The gainful employment proposal—if implemented—could eliminate some for-profit programs, but it doesn’t directly address the problem of for-profit colleges targeting veterans and gaining access to their education benefits.

In fact, action aimed at addressing this problem has come in fits and starts, with very few—if any—tangible results.

In April 2012, President Obama issued an executive order to establish so-called Principles of Excellence for educational institutions that serve veterans and their families. The 2014 HELP committee reports that the executive order aimed to obtain federal data to determine if veterans using post-9/11 benefits to attend college are completing degrees and diplomas. Some for-profit schools, like the University of Phoenix, Strayer, Kaplan, and Bridgepoint, have put in place policies directed at improving graduation rates and graduate employment prospects, but none of the other schools receiving the largest amounts of post-9/11 benefits has followed suit.

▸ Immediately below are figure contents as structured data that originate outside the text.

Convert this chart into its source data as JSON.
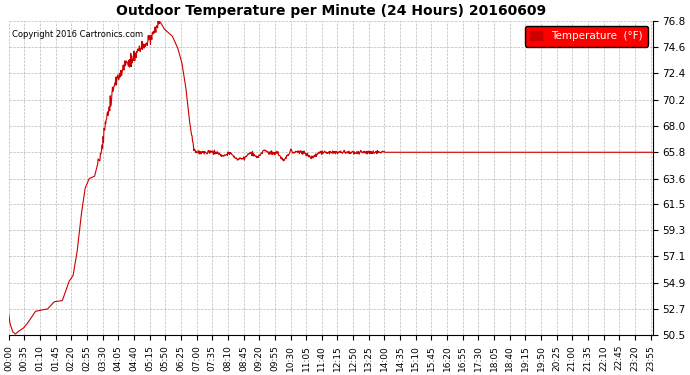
{
  "title": "Outdoor Temperature per Minute (24 Hours) 20160609",
  "copyright_text": "Copyright 2016 Cartronics.com",
  "legend_label": "Temperature  (°F)",
  "line_color": "#cc0000",
  "background_color": "#ffffff",
  "grid_color": "#aaaaaa",
  "ylim": [
    50.5,
    76.8
  ],
  "yticks": [
    50.5,
    52.7,
    54.9,
    57.1,
    59.3,
    61.5,
    63.6,
    65.8,
    68.0,
    70.2,
    72.4,
    74.6,
    76.8
  ],
  "x_tick_labels": [
    "00:00",
    "00:35",
    "01:10",
    "01:45",
    "02:20",
    "02:55",
    "03:30",
    "04:05",
    "04:40",
    "05:15",
    "05:50",
    "06:25",
    "07:00",
    "07:35",
    "08:10",
    "08:45",
    "09:20",
    "09:55",
    "10:30",
    "11:05",
    "11:40",
    "12:15",
    "12:50",
    "13:25",
    "14:00",
    "14:35",
    "15:10",
    "15:45",
    "16:20",
    "16:55",
    "17:30",
    "18:05",
    "18:40",
    "19:15",
    "19:50",
    "20:25",
    "21:00",
    "21:35",
    "22:10",
    "22:45",
    "23:20",
    "23:55"
  ],
  "key_points": [
    [
      0,
      52.3
    ],
    [
      3,
      51.5
    ],
    [
      9,
      50.8
    ],
    [
      15,
      50.6
    ],
    [
      21,
      50.8
    ],
    [
      33,
      51.1
    ],
    [
      42,
      51.5
    ],
    [
      60,
      52.5
    ],
    [
      72,
      52.6
    ],
    [
      87,
      52.7
    ],
    [
      102,
      53.3
    ],
    [
      120,
      53.4
    ],
    [
      135,
      55.0
    ],
    [
      144,
      55.5
    ],
    [
      153,
      57.5
    ],
    [
      162,
      60.5
    ],
    [
      171,
      62.8
    ],
    [
      180,
      63.6
    ],
    [
      192,
      63.8
    ],
    [
      207,
      66.0
    ],
    [
      216,
      68.0
    ],
    [
      228,
      70.2
    ],
    [
      240,
      72.0
    ],
    [
      252,
      72.4
    ],
    [
      261,
      73.4
    ],
    [
      270,
      73.2
    ],
    [
      282,
      73.8
    ],
    [
      294,
      74.6
    ],
    [
      303,
      74.4
    ],
    [
      312,
      75.2
    ],
    [
      327,
      76.0
    ],
    [
      336,
      76.8
    ],
    [
      342,
      76.5
    ],
    [
      348,
      76.1
    ],
    [
      357,
      75.8
    ],
    [
      366,
      75.5
    ],
    [
      378,
      74.5
    ],
    [
      387,
      73.3
    ],
    [
      396,
      71.2
    ],
    [
      405,
      68.2
    ],
    [
      414,
      66.0
    ],
    [
      420,
      65.8
    ],
    [
      435,
      65.8
    ],
    [
      450,
      65.8
    ],
    [
      465,
      65.8
    ],
    [
      480,
      65.5
    ],
    [
      495,
      65.8
    ],
    [
      510,
      65.2
    ],
    [
      525,
      65.3
    ],
    [
      540,
      65.8
    ],
    [
      555,
      65.4
    ],
    [
      570,
      65.9
    ],
    [
      585,
      65.8
    ],
    [
      600,
      65.8
    ],
    [
      615,
      65.1
    ],
    [
      630,
      65.8
    ],
    [
      645,
      65.8
    ],
    [
      660,
      65.8
    ],
    [
      675,
      65.3
    ],
    [
      690,
      65.7
    ],
    [
      705,
      65.8
    ],
    [
      720,
      65.8
    ],
    [
      735,
      65.8
    ],
    [
      750,
      65.8
    ],
    [
      765,
      65.8
    ],
    [
      780,
      65.8
    ],
    [
      795,
      65.8
    ],
    [
      810,
      65.8
    ],
    [
      825,
      65.8
    ],
    [
      840,
      65.8
    ],
    [
      900,
      65.8
    ],
    [
      960,
      65.8
    ],
    [
      1020,
      65.8
    ],
    [
      1080,
      65.8
    ],
    [
      1140,
      65.8
    ],
    [
      1200,
      65.8
    ],
    [
      1260,
      65.8
    ],
    [
      1320,
      65.8
    ],
    [
      1380,
      65.8
    ],
    [
      1440,
      65.8
    ]
  ]
}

In January 2012, Senator Dick Durbin, a Democrat from Illinois, proposed a bill that would alter the way federal funds are allocated to for-profit colleges, shifting the 90-10 rule to an 85-15 ratio. It would also ensure that GI Bill benefits would count toward for-profit schools’ government aid cap. The bill was reintroduced in November 2013 and remains in committee. The Department of Defense Appropriations Act for fiscal year 2015 included language that would count GI Bill benefits as federal funds where the 90-10 rule is concerned. That Act passed the Senate Appropriations Committee in July but nothing more has come from it.

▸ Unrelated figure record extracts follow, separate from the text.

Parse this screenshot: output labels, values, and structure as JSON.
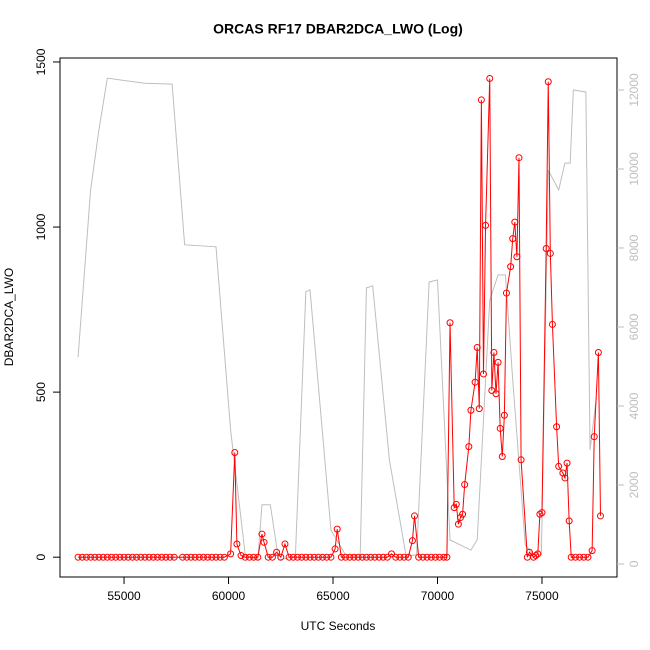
{
  "chart_data": {
    "type": "line",
    "title": "ORCAS RF17 DBAR2DCA_LWO (Log)",
    "x_label": "UTC Seconds",
    "y_label": "DBAR2DCA_LWO",
    "xlim": [
      51935,
      78590
    ],
    "xticks": [
      55000,
      60000,
      65000,
      70000,
      75000
    ],
    "ylim": [
      -60,
      1512
    ],
    "yticks": [
      0,
      500,
      1000,
      1500
    ],
    "y2lim": [
      -330,
      12810
    ],
    "y2ticks": [
      0,
      2000,
      4000,
      6000,
      8000,
      10000,
      12000
    ],
    "series": [
      {
        "color": "#ff0000",
        "markers": true,
        "x": [
          52800,
          53000,
          53200,
          53400,
          53600,
          53800,
          54000,
          54200,
          54400,
          54600,
          54800,
          55000,
          55200,
          55400,
          55600,
          55800,
          56000,
          56200,
          56400,
          56600,
          56800,
          57000,
          57200,
          57400,
          57800,
          58000,
          58200,
          58400,
          58600,
          58800,
          59000,
          59200,
          59400,
          59600,
          59800,
          60100,
          60300,
          60400,
          60600,
          60800,
          61000,
          61200,
          61400,
          61600,
          61700,
          61900,
          62100,
          62300,
          62500,
          62700,
          62900,
          63100,
          63300,
          63500,
          63700,
          63900,
          64100,
          64300,
          64500,
          64700,
          64900,
          65100,
          65200,
          65400,
          65600,
          65800,
          66000,
          66200,
          66400,
          66600,
          66800,
          67000,
          67200,
          67400,
          67600,
          67800,
          68000,
          68200,
          68400,
          68600,
          68800,
          68900,
          69100,
          69300,
          69500,
          69700,
          69900,
          70100,
          70300,
          70450,
          70600,
          70800,
          70900,
          71000,
          71100,
          71200,
          71300,
          71500,
          71600,
          71800,
          71900,
          72000,
          72100,
          72200,
          72300,
          72500,
          72600,
          72700,
          72800,
          72900,
          73000,
          73100,
          73200,
          73300,
          73500,
          73600,
          73700,
          73800,
          73900,
          74000,
          74300,
          74400,
          74600,
          74700,
          74800,
          74900,
          75000,
          75200,
          75300,
          75400,
          75500,
          75700,
          75800,
          76000,
          76100,
          76200,
          76300,
          76400,
          76600,
          76800,
          77000,
          77200,
          77400,
          77500,
          77700,
          77800
        ],
        "values": [
          0,
          0,
          0,
          0,
          0,
          0,
          0,
          0,
          0,
          0,
          0,
          0,
          0,
          0,
          0,
          0,
          0,
          0,
          0,
          0,
          0,
          0,
          0,
          0,
          0,
          0,
          0,
          0,
          0,
          0,
          0,
          0,
          0,
          0,
          0,
          10,
          317,
          40,
          5,
          0,
          0,
          0,
          0,
          70,
          45,
          0,
          0,
          15,
          0,
          40,
          0,
          0,
          0,
          0,
          0,
          0,
          0,
          0,
          0,
          0,
          0,
          25,
          85,
          0,
          0,
          0,
          0,
          0,
          0,
          0,
          0,
          0,
          0,
          0,
          0,
          10,
          0,
          0,
          0,
          0,
          50,
          125,
          0,
          0,
          0,
          0,
          0,
          0,
          0,
          0,
          710,
          150,
          160,
          100,
          120,
          130,
          220,
          335,
          445,
          530,
          635,
          450,
          1385,
          555,
          1005,
          1450,
          505,
          620,
          495,
          590,
          390,
          305,
          430,
          800,
          880,
          965,
          1015,
          910,
          1210,
          295,
          0,
          15,
          0,
          5,
          10,
          130,
          135,
          935,
          1440,
          920,
          705,
          395,
          275,
          255,
          240,
          285,
          110,
          0,
          0,
          0,
          0,
          0,
          20,
          365,
          620,
          125
        ]
      },
      {
        "color": "#bebebe",
        "axis": "y2",
        "x": [
          52800,
          53400,
          53800,
          54200,
          56000,
          57300,
          57900,
          59400,
          60100,
          60800,
          61400,
          61600,
          62000,
          62400,
          63200,
          63700,
          63900,
          64900,
          65600,
          66300,
          66600,
          66900,
          67700,
          68500,
          69000,
          69600,
          70000,
          70600,
          71600,
          71900,
          72300,
          72500,
          72900,
          73250,
          73600,
          74200,
          74600,
          74970,
          75300,
          75800,
          76100,
          76350,
          76500,
          77100,
          77300,
          77600
        ],
        "values": [
          5240,
          9470,
          11000,
          12300,
          12170,
          12150,
          8080,
          8030,
          3390,
          230,
          100,
          1500,
          1500,
          100,
          200,
          6890,
          6940,
          860,
          230,
          200,
          6990,
          7040,
          2630,
          200,
          230,
          7140,
          7190,
          610,
          350,
          610,
          4660,
          6680,
          7320,
          7320,
          4660,
          480,
          230,
          230,
          9970,
          9470,
          10150,
          10150,
          12000,
          11950,
          2890,
          4200
        ]
      }
    ]
  }
}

Noah Black, vice president of communications for APSCU, the for-profit college trade group, told Fortune that the 90-10 rule, even as it stands now, increases the risk of low-income students being denied access to postsecondary education. Black also said that the rule may cause some colleges to discriminate against high-risk students. “The 90-10 rule is not a measure of institutional quality, it is a financial calculation that is a measure of the socioeconomic position of the student population served by an institution,” Black said in a statement.

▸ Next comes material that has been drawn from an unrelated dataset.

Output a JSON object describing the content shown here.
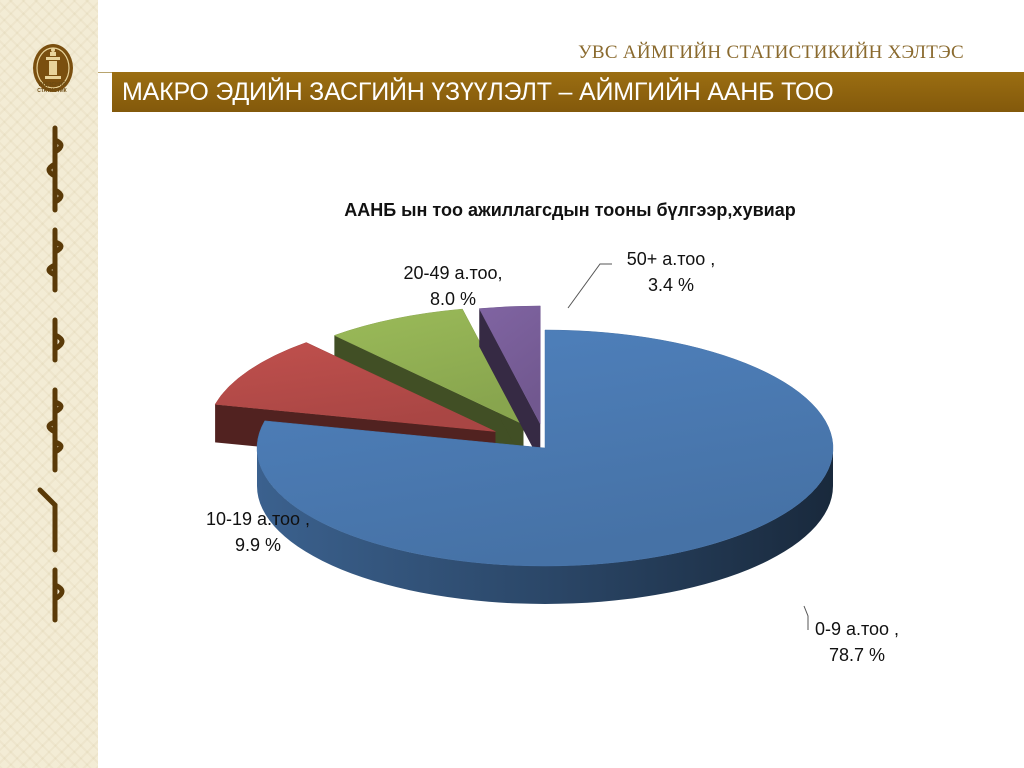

Meanwhile, Matt Randle, chief operating officer for Student Veterans of America, a coalition of student veteran groups on colleges campuses, told Fortune the “the student veteran population is a canary in the coal mine. It’s not just student veterans who are facing issues because of attending for-profit schools.” The problems that stem from for-profit colleges are most identifiable when “those who serve for our freedoms and beliefs are taken advantage of,” he says.

“Unfortunately, you look at the situation and it’s hard to justify why [change] hasn’t happened,” he says. “There have been members of Congress who have been focused on it, but not the groundswell necessary to [bring] change.”